Forget the Science, Let's Approve It Anyway!

After sulfoxaflor was approved, beekeeping industry groups sued, arguing that the EPA's approval process was unreasonable. Under the Federal Insecticide, Fungicide, and Rodenticide Act, only pesticides registered by the EPA can be used legally. FIFRA registration also allows the EPA to impose limits and mitigation measures on the use of pesticides.

When Dow sought approval for sulfoxaflor, the EPA sought information on how the insecticide might impact bees and other pollinators, given the concerns over neonicotinoids. That information was originally deemed insufficient and in January of 2013, the EPA proposed a conditional registration of sulfoxaflor and requested that Dow conduct further testing on the insecticide's bee impacts.
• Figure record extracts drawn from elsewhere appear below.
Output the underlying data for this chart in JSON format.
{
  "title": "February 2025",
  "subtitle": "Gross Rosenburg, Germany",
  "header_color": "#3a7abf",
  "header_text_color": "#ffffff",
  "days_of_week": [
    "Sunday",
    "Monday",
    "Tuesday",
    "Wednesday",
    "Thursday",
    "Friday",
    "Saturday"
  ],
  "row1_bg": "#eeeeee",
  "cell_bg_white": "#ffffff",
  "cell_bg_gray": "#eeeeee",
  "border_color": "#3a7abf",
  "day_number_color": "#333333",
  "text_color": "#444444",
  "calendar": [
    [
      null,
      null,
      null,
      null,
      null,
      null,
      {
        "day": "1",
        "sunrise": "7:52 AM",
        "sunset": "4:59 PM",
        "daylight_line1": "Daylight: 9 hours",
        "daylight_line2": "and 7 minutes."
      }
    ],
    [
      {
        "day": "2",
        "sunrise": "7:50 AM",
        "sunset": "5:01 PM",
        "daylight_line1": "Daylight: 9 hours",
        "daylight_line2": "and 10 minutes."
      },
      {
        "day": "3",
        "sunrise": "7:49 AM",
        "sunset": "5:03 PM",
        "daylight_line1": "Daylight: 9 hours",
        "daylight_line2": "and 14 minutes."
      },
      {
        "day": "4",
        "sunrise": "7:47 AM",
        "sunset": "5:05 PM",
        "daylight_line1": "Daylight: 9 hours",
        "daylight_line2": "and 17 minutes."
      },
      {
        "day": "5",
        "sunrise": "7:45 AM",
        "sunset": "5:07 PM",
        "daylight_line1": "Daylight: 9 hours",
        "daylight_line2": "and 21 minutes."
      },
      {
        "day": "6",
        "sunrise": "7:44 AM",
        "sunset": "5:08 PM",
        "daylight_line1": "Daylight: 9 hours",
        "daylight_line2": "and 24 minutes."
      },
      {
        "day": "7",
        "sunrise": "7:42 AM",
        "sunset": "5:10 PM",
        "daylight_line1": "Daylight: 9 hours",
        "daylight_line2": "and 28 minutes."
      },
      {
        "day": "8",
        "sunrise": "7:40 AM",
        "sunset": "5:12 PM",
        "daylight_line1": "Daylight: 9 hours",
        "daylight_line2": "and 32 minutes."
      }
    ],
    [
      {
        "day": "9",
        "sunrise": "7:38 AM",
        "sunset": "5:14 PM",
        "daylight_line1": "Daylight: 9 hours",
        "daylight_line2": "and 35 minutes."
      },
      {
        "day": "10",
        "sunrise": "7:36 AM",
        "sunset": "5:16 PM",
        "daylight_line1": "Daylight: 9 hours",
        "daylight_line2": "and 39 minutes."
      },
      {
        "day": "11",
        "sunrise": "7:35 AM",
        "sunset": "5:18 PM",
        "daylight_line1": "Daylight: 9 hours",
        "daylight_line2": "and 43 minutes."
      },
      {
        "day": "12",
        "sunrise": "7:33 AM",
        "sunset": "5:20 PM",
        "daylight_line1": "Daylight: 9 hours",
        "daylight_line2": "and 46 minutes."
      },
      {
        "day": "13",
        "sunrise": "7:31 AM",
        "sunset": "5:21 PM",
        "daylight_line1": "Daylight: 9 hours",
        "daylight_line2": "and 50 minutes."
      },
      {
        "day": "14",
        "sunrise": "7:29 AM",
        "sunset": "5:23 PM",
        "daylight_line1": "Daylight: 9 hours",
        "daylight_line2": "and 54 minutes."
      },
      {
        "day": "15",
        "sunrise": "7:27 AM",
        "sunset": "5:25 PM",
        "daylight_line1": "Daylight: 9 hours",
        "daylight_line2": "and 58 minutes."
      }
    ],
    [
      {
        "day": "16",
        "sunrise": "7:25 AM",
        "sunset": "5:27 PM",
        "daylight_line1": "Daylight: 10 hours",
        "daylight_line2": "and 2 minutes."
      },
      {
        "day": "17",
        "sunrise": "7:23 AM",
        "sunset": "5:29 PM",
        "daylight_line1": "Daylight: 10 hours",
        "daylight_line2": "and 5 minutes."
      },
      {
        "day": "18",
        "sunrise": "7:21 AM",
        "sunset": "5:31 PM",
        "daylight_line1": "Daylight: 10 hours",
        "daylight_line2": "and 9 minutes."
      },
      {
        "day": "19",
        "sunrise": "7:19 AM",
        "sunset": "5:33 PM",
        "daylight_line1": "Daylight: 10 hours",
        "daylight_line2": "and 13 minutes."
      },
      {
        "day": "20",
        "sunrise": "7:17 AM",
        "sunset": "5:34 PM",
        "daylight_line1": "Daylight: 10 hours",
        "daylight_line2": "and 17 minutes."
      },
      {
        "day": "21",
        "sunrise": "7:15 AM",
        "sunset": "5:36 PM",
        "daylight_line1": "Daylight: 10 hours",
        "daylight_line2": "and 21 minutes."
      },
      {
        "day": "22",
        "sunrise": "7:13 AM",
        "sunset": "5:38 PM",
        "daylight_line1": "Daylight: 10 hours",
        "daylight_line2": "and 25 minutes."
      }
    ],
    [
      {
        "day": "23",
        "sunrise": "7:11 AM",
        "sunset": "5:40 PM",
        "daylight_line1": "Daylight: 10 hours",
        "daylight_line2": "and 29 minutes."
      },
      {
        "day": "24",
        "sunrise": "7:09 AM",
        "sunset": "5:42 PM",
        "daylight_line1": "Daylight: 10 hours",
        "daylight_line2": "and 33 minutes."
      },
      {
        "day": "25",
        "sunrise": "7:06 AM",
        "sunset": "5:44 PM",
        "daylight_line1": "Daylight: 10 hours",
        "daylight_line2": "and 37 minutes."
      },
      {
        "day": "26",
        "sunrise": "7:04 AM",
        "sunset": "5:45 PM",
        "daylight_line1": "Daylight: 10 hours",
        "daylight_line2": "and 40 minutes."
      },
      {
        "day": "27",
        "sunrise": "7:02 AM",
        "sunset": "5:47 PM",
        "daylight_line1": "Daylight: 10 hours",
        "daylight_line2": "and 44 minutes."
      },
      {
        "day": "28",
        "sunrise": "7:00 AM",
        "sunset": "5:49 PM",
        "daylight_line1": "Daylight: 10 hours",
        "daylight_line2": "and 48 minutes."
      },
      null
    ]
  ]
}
Dow never submitted any further studies, but several months later the EPA decided to approve the insecticide anyway. That decision was unreasonable, the Ninth Circuit ruled, particularly since EPA regulations require the agency to "determine that no additional data are necessary." The EPA had already made the opposite determination and what information Dow had submitted did not support approval, the court said. All of Dow's studies provided inconclusive or insufficient information on the effect of the insecticide on bee broods, the Ninth Circuit held.

The court vacated sulfoxaflor's registration, meaning that sulfoxaflor can no longer be legally used as an insecticide, and ordered the EPA to return to obtain adequate studies before attempting to approve the chemical again.